Wahlmanipulation Armeniens Ex-Präsident Kotscharjan festgenommen

Er soll die Präsidentschaftswahl im Jahr 2008 manipuliert haben, jetzt muss Armeniens Ex-Staatschef Robert Kotscharjan ins Gefängnis. Die Vorwürfe hält dieser für politisch motiviert.
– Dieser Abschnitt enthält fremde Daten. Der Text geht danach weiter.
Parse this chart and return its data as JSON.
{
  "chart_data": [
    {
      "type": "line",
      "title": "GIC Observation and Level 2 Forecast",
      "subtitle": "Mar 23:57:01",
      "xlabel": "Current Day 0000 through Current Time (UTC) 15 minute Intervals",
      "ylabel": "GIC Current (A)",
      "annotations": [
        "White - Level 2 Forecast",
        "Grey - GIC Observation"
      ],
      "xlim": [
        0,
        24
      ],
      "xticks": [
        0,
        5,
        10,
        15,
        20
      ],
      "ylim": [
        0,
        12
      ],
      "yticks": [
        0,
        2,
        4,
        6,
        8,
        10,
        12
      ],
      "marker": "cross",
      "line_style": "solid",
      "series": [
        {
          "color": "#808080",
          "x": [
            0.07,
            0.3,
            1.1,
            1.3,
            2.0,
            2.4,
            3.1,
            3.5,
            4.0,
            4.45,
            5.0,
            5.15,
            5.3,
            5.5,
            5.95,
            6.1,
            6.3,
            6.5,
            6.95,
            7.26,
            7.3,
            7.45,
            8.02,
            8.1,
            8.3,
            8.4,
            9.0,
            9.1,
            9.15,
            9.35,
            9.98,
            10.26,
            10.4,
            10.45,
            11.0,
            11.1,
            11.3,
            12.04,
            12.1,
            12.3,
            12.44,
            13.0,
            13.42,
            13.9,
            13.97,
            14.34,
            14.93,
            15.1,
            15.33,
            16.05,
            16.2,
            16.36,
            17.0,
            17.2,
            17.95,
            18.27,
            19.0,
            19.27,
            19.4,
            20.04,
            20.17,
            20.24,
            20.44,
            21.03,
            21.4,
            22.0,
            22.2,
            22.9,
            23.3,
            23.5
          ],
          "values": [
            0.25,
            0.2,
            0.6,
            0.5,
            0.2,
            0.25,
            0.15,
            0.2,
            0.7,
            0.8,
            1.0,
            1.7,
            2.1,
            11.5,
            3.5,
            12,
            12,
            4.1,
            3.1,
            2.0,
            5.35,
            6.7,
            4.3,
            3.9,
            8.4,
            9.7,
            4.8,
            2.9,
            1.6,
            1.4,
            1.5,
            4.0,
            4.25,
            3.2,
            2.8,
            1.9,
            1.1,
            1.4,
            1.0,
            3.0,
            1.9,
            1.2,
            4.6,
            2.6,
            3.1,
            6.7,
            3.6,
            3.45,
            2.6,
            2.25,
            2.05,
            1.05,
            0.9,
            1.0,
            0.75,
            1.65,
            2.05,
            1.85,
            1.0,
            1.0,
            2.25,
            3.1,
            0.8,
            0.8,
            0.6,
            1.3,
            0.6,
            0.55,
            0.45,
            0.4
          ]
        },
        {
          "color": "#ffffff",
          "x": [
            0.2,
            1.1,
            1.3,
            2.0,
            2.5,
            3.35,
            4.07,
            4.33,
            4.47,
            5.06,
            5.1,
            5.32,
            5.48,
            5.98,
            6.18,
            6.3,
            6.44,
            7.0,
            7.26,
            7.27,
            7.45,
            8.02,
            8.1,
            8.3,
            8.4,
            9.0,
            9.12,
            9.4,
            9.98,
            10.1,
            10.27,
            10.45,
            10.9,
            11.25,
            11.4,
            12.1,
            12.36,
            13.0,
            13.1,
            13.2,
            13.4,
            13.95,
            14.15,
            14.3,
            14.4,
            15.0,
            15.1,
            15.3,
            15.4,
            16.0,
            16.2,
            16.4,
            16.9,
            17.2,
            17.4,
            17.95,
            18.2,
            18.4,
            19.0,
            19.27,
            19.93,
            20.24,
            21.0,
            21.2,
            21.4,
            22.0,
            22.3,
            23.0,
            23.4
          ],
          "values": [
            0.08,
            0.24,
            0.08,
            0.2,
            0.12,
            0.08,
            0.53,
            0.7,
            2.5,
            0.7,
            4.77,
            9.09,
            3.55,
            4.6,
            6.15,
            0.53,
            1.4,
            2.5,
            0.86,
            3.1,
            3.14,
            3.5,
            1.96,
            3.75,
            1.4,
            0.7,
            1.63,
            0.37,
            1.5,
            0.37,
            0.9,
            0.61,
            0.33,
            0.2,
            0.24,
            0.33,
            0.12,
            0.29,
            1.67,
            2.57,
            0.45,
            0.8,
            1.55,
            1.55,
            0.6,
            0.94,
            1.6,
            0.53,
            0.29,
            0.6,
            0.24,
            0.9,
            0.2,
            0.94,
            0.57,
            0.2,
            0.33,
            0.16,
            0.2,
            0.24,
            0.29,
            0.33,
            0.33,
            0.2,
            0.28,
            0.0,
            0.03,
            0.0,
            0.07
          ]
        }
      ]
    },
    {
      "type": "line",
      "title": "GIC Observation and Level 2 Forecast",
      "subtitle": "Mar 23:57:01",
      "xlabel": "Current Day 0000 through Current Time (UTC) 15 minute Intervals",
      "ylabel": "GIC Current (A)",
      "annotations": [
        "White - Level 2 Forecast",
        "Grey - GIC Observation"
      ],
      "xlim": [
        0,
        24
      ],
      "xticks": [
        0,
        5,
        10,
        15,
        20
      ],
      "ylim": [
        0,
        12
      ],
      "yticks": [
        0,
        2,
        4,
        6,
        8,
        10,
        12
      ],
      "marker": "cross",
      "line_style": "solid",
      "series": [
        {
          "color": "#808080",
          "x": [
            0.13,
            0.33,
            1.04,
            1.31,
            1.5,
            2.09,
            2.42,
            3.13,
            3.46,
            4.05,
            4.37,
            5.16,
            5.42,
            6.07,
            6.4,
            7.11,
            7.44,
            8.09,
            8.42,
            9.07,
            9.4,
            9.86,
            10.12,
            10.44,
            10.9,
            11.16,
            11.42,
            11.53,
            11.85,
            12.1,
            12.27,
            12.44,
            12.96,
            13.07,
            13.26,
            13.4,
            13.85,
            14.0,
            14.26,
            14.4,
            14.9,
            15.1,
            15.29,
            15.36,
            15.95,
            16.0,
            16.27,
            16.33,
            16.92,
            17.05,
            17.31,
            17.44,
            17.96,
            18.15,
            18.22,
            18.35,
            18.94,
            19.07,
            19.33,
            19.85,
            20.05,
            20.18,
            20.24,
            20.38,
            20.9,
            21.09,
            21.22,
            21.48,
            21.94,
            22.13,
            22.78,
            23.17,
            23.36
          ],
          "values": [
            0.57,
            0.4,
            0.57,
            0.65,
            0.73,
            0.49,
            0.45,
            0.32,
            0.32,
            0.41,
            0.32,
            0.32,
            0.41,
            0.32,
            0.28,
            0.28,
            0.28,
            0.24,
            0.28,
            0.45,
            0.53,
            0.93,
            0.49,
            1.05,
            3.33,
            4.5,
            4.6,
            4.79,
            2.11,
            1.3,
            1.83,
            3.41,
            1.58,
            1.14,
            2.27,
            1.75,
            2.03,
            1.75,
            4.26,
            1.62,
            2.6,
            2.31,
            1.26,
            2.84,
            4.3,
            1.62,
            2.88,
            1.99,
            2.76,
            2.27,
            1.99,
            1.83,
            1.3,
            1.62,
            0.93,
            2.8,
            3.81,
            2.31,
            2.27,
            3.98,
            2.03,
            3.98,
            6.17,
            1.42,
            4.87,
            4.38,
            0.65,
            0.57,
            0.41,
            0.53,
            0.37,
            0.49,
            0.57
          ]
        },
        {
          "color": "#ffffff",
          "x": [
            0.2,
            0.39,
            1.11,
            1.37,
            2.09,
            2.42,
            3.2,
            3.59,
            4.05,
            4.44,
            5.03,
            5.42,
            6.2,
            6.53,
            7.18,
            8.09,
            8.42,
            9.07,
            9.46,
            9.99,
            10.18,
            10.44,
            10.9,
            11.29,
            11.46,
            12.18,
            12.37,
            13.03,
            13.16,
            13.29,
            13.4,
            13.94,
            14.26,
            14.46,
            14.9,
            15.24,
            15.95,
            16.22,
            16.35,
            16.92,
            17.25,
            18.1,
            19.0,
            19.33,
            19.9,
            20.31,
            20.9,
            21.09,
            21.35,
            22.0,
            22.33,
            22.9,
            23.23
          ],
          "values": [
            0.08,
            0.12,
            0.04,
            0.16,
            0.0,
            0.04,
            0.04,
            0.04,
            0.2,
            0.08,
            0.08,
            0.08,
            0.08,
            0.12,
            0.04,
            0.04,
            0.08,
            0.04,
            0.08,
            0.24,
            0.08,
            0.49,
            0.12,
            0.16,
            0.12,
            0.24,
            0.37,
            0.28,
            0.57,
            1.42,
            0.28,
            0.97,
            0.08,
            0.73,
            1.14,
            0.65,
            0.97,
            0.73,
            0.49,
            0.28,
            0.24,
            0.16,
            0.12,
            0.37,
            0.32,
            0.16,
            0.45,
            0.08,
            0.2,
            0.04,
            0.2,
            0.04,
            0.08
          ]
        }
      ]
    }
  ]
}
Robert Kotscharjan (Aufnahme von 2008)
AP

Robert Kotscharjan (Aufnahme von 2008)


In Armenien ist der frühere Staatschef Robert Kotscharjan wegen Wahlmanipulation festgenommen worden. Wie sein Anwalt Aram Orbeljan vor Journalisten sagte, stimmte ein Gericht in der Hauptstadt Eriwan der Forderung der Ermittler zu, Kotscharjan wegen Verstoßes gegen die verfassungsmäßige Ordnung zu inhaftieren. Der Vorwurf: Der Politiker habe die Präsidentschaftswahl 2008 illegal zugunsten seines damaligen Verbündeten, des späteren Wahlsiegers Sersch Sarkissjan, manipuliert.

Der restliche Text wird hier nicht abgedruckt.